This experiment has been conducted on the 22nd December 2019 (winter solstice). Here we present the results. The original description can be found further down.
Without further ado, here is the result of the experiment:
Black points represent the location of a user who has submitted a measurement. Red crosses represent the calculated location of the sun (average over one hour in five minute intervals, see below) and the blue line a fit to the sun’s path. As the sun was traced during the winter solstice, this corresponds to the axial tilt of Earth. The fit yielded 23°.
The red crosses are obtained for a reference time at five minute intervals. For each reference, the data points of the past hour are used to calculate the position of the sun. Then from these positions, 50% outliers are removed by iteratively calculating the average location, removing the measurement that is farthest away and then repeating this over until 50% remain.
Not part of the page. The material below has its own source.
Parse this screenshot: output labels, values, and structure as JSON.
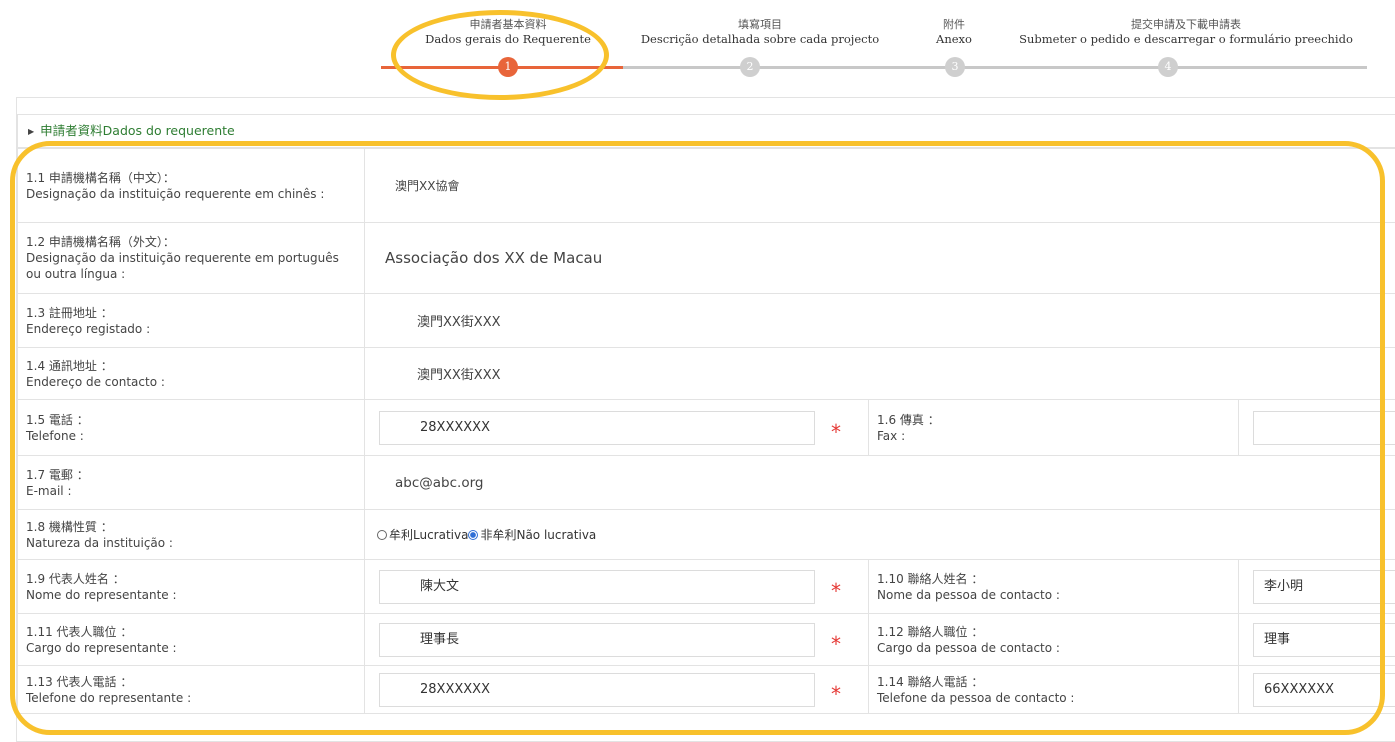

Here is an animation of the submitted data over time:
(Black lines are great circles from the users position to the individually calculated sun positions. Note that the representation glitches when crossing the edge of the map.)
If you want to play with the original data set as contributed by the users, you can download it here. This data set contains every submission by every user with all the original data with only minor changes to ensure the user’s anonymity:
- The user ID has been replaced by a simple unique number.
- Latitude and longitude have been rounded to two decimals to mask the location while retaining enough precision for calculations.
The columns are the timestamp of submission, a unique ID to match individual users, latitude, longitude, altitude, azimuth and magnetometer calibration. The magnetometer calibration is an estimate of the calibration quality by the phone’s operating system. Zero means that the magnetometer is not calibrated and three is the highest possible calibration quality.
This is a collaborative experiment, which is planned for the 22nd December 2019 (winter solstice). We try to track the movement of the sun across the sky by users world-wide. And you can help us!
Simply open this experiment in phyphox, point your phone at the sun at different times across the day (22nd December 2019) and submit its position to us.
There is a simple way to ensure that your phone is aligned well. Just look at its shadow. If it is as small as possible, your phone is pointing directly at the sun.
After the event, the data will be usable by teachers in their courses and by students who want to analyze it. Of course, we will also make it available on this page.